Tuesday, June 9, 2015

Strike shows risks of work stoppages in ailing industry



It was the largest strike of 2014, pitting a telephone company in the declining landline business against its 1,700 workers in Maine, New Hampshire, and Vermont.

When the painful 18-week fight was over, both sides claimed victory. But in truth, the "victories" were costly for both sides, underscoring the limits of the labor movement in many of the aging, problem-plagued industries it calls home.

On one side was FairPoint Communications, a company asking workers for more than $700 million in concessions as it struggled back from a 2011 bankruptcy. On the other side, two tenacious unions - the Communications Workers of America and the International Brotherhood of Electrical Workers - pushed back, decrying the company's demands as excessive.

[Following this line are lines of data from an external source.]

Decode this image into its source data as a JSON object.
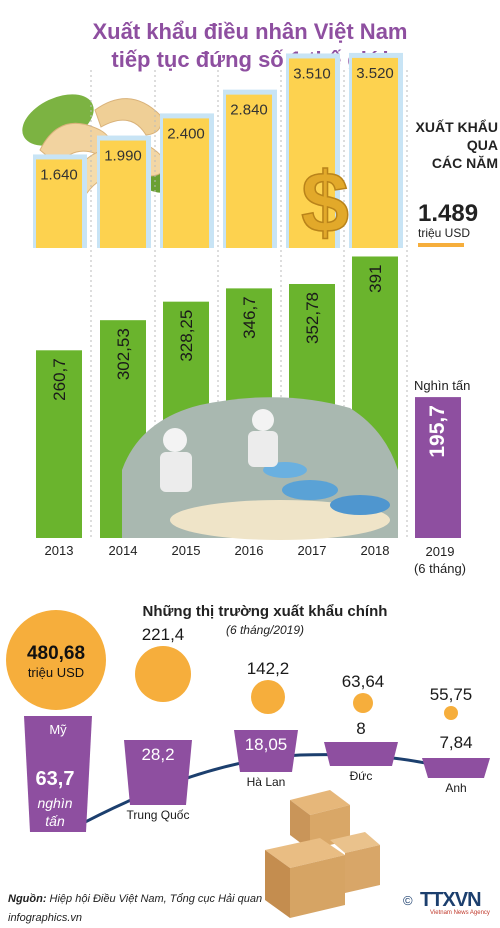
{
  "header": {
    "title_line1": "Xuất khẩu điều nhân Việt Nam",
    "title_line2": "tiếp tục đứng số 1 thế giới"
  },
  "export_value": {
    "label_line1": "XUẤT KHẨU",
    "label_line2": "QUA",
    "label_line3": "CÁC NĂM",
    "value_2019": "1.489",
    "unit": "triệu USD"
  },
  "volume": {
    "unit": "Nghìn tấn"
  },
  "colors": {
    "title": "#8e4fa0",
    "gold_bar": "#fdd24f",
    "green_bar": "#6ab42d",
    "purple": "#8e4fa0",
    "orange_bubble": "#f6ae3c",
    "light_blue": "#c8e4f5"
  },
  "chart_data": [
    {
      "type": "bar",
      "title": "XUẤT KHẨU QUA CÁC NĂM",
      "unit": "triệu USD",
      "categories": [
        "2013",
        "2014",
        "2015",
        "2016",
        "2017",
        "2018",
        "2019 (6 tháng)"
      ],
      "values": [
        1640,
        1990,
        2400,
        2840,
        3510,
        3520,
        1489
      ],
      "labels": [
        "1.640",
        "1.990",
        "2.400",
        "2.840",
        "3.510",
        "3.520",
        "1.489"
      ]
    },
    {
      "type": "bar",
      "unit": "Nghìn tấn",
      "categories": [
        "2013",
        "2014",
        "2015",
        "2016",
        "2017",
        "2018",
        "2019 (6 tháng)"
      ],
      "values": [
        260.7,
        302.53,
        328.25,
        346.7,
        352.78,
        391,
        195.7
      ],
      "labels": [
        "260,7",
        "302,53",
        "328,25",
        "346,7",
        "352,78",
        "391",
        "195,7"
      ]
    },
    {
      "type": "bar",
      "title": "Những thị trường xuất khẩu chính",
      "subtitle": "(6 tháng/2019)",
      "units": [
        "triệu USD",
        "nghìn tấn"
      ],
      "markets": [
        {
          "name": "Mỹ",
          "value_usd": 480.68,
          "value_label": "480,68",
          "volume_t": 63.7,
          "volume_label": "63,7"
        },
        {
          "name": "Trung Quốc",
          "value_usd": 221.4,
          "value_label": "221,4",
          "volume_t": 28.2,
          "volume_label": "28,2"
        },
        {
          "name": "Hà Lan",
          "value_usd": 142.2,
          "value_label": "142,2",
          "volume_t": 18.05,
          "volume_label": "18,05"
        },
        {
          "name": "Đức",
          "value_usd": 63.64,
          "value_label": "63,64",
          "volume_t": 8,
          "volume_label": "8"
        },
        {
          "name": "Anh",
          "value_usd": 55.75,
          "value_label": "55,75",
          "volume_t": 7.84,
          "volume_label": "7,84"
        }
      ]
    }
  ],
  "years": {
    "y2019_line1": "2019",
    "y2019_line2": "(6 tháng)"
  },
  "markets_section": {
    "title": "Những thị trường xuất khẩu chính",
    "subtitle": "(6 tháng/2019)",
    "usa_value_unit": "triệu USD",
    "usa_volume_unit_line1": "nghìn",
    "usa_volume_unit_line2": "tấn"
  },
  "footer": {
    "source_label": "Nguồn:",
    "source_text": "Hiệp hội Điều Việt Nam, Tổng cục Hải quan",
    "website": "infographics.vn",
    "agency": "TTXVN",
    "agency_sub": "Vietnam News Agency"
  }
}
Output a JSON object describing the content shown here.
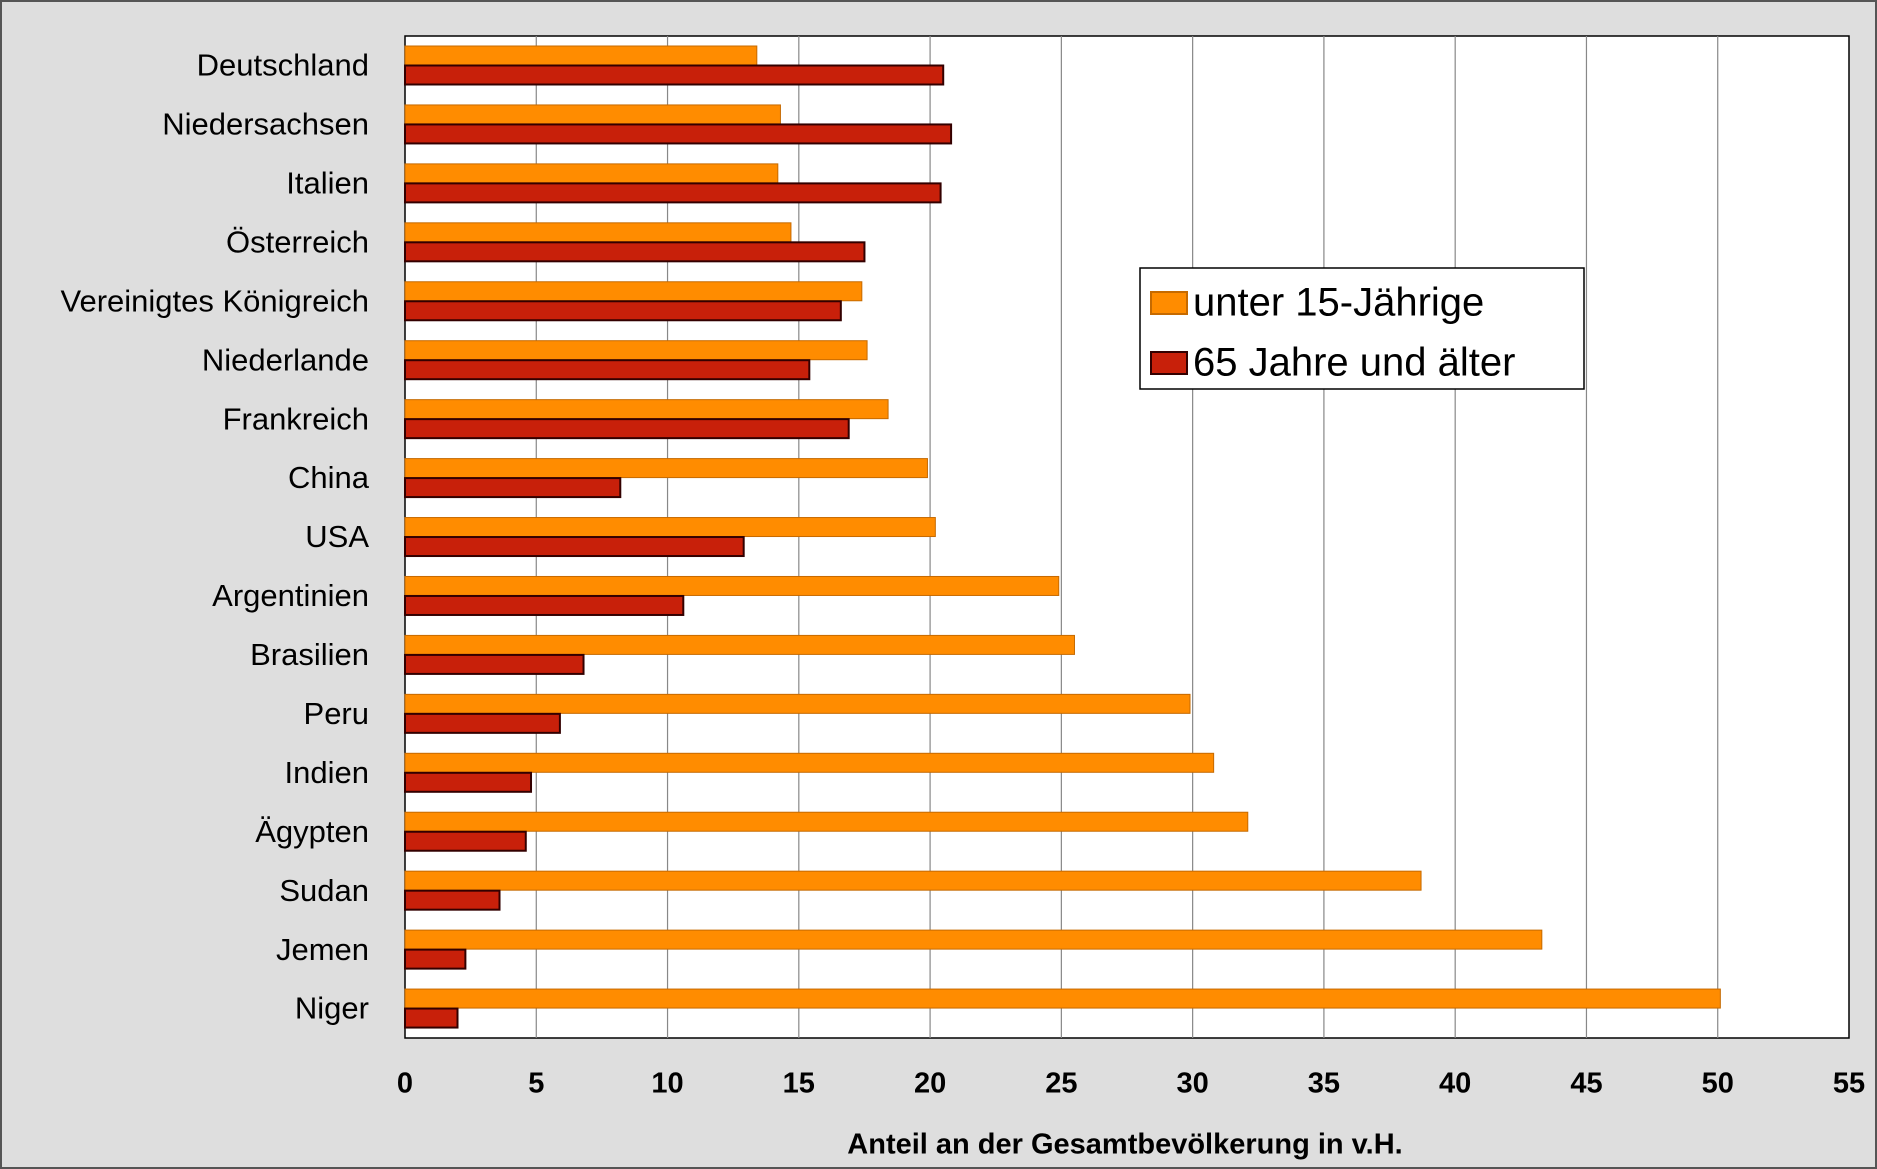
{
  "chart_data": {
    "type": "hbar",
    "xlabel": "Anteil an der Gesamtbevölkerung in v.H.",
    "categories": [
      "Deutschland",
      "Niedersachsen",
      "Italien",
      "Österreich",
      "Vereinigtes Königreich",
      "Niederlande",
      "Frankreich",
      "China",
      "USA",
      "Argentinien",
      "Brasilien",
      "Peru",
      "Indien",
      "Ägypten",
      "Sudan",
      "Jemen",
      "Niger"
    ],
    "series": [
      {
        "name": "unter 15-Jährige",
        "color": "#ff8c00",
        "values": [
          13.4,
          14.3,
          14.2,
          14.7,
          17.4,
          17.6,
          18.4,
          19.9,
          20.2,
          24.9,
          25.5,
          29.9,
          30.8,
          32.1,
          38.7,
          43.3,
          50.1
        ]
      },
      {
        "name": "65 Jahre und älter",
        "color": "#c8200a",
        "values": [
          20.5,
          20.8,
          20.4,
          17.5,
          16.6,
          15.4,
          16.9,
          8.2,
          12.9,
          10.6,
          6.8,
          5.9,
          4.8,
          4.6,
          3.6,
          2.3,
          2.0
        ]
      }
    ],
    "xlim": [
      0,
      55
    ],
    "xticks": [
      0,
      5,
      10,
      15,
      20,
      25,
      30,
      35,
      40,
      45,
      50,
      55
    ],
    "grid": true
  }
}
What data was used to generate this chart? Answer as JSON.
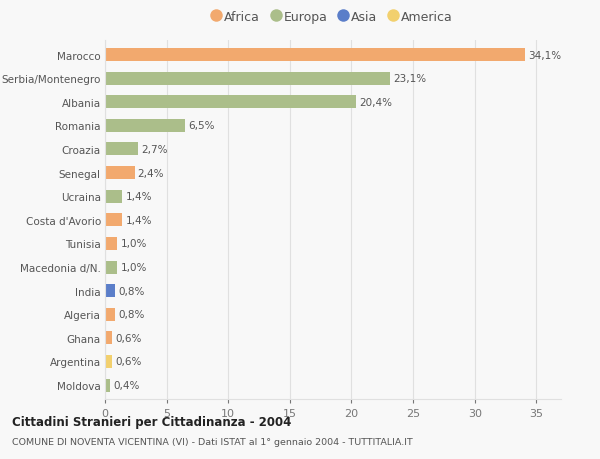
{
  "countries": [
    "Marocco",
    "Serbia/Montenegro",
    "Albania",
    "Romania",
    "Croazia",
    "Senegal",
    "Ucraina",
    "Costa d'Avorio",
    "Tunisia",
    "Macedonia d/N.",
    "India",
    "Algeria",
    "Ghana",
    "Argentina",
    "Moldova"
  ],
  "values": [
    34.1,
    23.1,
    20.4,
    6.5,
    2.7,
    2.4,
    1.4,
    1.4,
    1.0,
    1.0,
    0.8,
    0.8,
    0.6,
    0.6,
    0.4
  ],
  "labels": [
    "34,1%",
    "23,1%",
    "20,4%",
    "6,5%",
    "2,7%",
    "2,4%",
    "1,4%",
    "1,4%",
    "1,0%",
    "1,0%",
    "0,8%",
    "0,8%",
    "0,6%",
    "0,6%",
    "0,4%"
  ],
  "continents": [
    "Africa",
    "Europa",
    "Europa",
    "Europa",
    "Europa",
    "Africa",
    "Europa",
    "Africa",
    "Africa",
    "Europa",
    "Asia",
    "Africa",
    "Africa",
    "America",
    "Europa"
  ],
  "colors": {
    "Africa": "#F2A96E",
    "Europa": "#ABBE8A",
    "Asia": "#5B7EC9",
    "America": "#F2D06E"
  },
  "legend_order": [
    "Africa",
    "Europa",
    "Asia",
    "America"
  ],
  "title": "Cittadini Stranieri per Cittadinanza - 2004",
  "subtitle": "COMUNE DI NOVENTA VICENTINA (VI) - Dati ISTAT al 1° gennaio 2004 - TUTTITALIA.IT",
  "xlim": [
    0,
    37
  ],
  "xticks": [
    0,
    5,
    10,
    15,
    20,
    25,
    30,
    35
  ],
  "background_color": "#f8f8f8",
  "grid_color": "#e0e0e0",
  "bar_height": 0.55
}
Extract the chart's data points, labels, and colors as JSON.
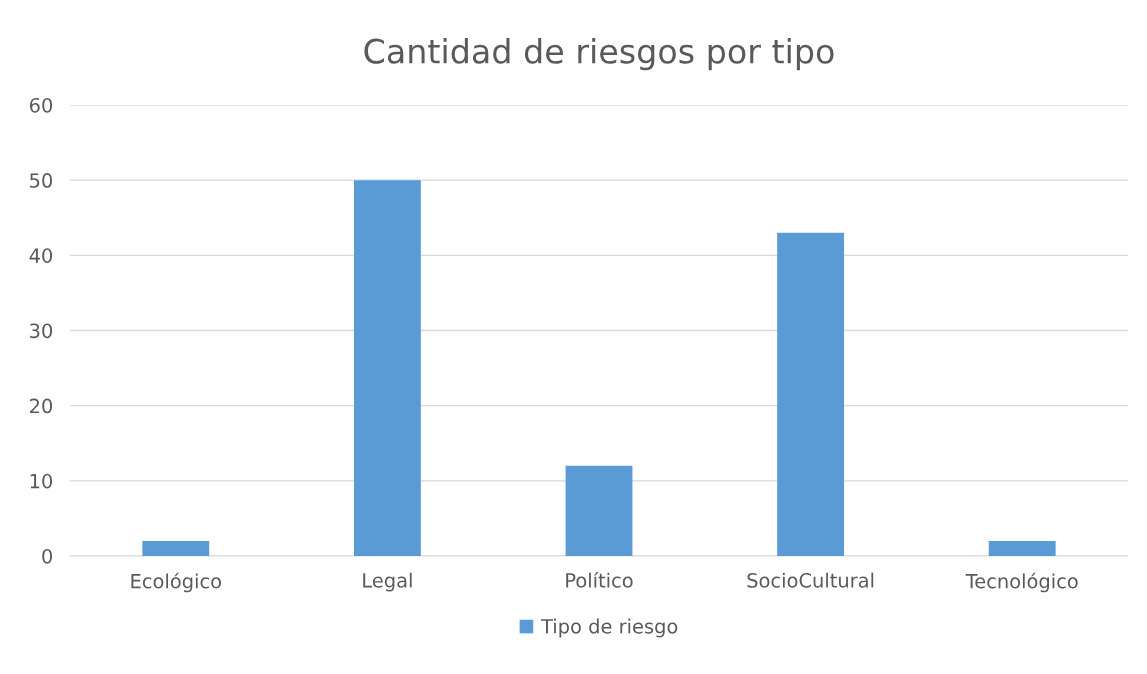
{
  "chart_data": {
    "type": "bar",
    "title": "Cantidad de riesgos por tipo",
    "categories": [
      "Ecológico",
      "Legal",
      "Político",
      "SocioCultural",
      "Tecnológico"
    ],
    "series": [
      {
        "name": "Tipo de riesgo",
        "color": "#5b9bd5",
        "values": [
          2,
          50,
          12,
          43,
          2
        ]
      }
    ],
    "ylim": [
      0,
      60
    ],
    "yticks": [
      0,
      10,
      20,
      30,
      40,
      50,
      60
    ],
    "grid": "y",
    "legend": "bottom"
  }
}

In the end, FairPoint didn't get nearly everything it had wanted in terms of cost savings, casting doubt on the company's ability to remain competitive. But the two unions also emerged facing a major question: Does their traditionally adversarial approach to labor relations pose big risks to all parties - employees, companies, and communities - in beleaguered sectors of the economy? Indeed, after having made substantial concessions to FairPoint to end the walkout, workers returned to their jobs, only to see the company cut 200 positions after announcing financial losses that it attributed to the lengthy strike.


In many ways, the FairPoint saga shows the challenges faced by old industries, from newspapers to landline telephones, as they try to adapt their traditional business models to compete in the digital age. More than that, the experience of FairPoint and its unions is a cautionary tale whose lessons have resonance in Philadelphia, where 10,000 communications and electrical workers are entering into contract negotiations with telephone companies that face less-than-bright prospects in the landline business.

Already, the unions representing these workers are staking out tough positions and hurling invective at Verizon and other firms. "The phone company never gave us a thing," says one CWA flier circulating among members. "Once again, Verizon will test our resolve. We will have to be tougher than ever."

FairPoint faced a stark reality: It was in a declining sector. According to the most recent Census data, 71 percent of households had landlines in 2011, down from 96 percent in 1998 - the result of mobile phones' soaring popularity.

The unions sought to cast the outcome as a victory, saying that they beat back the most Draconian elements of FairPoint's initial proposal.

But some union members were not so enthusiastic, "I wish I could be more positive about it, but I don't know," Alan Castonguay, a FairPoint mechanic from Livermore, Maine, told the Portland Press Herald. "We lost a lot."

FairPoint and Wall Street say the company did what it had to do to position itself for survival.

"They've gotten a much more competitive compensation structure with the unions," said Barry M. Sine, a Wall Street analyst with Drexel Hamilton. "They've reduced obligations on the balance sheet."

What the future holds for FairPoint and its workers is unclear. But this much is apparent: If this industry has any hope of thriving once again, labor and management can hardly afford more such costly confrontations.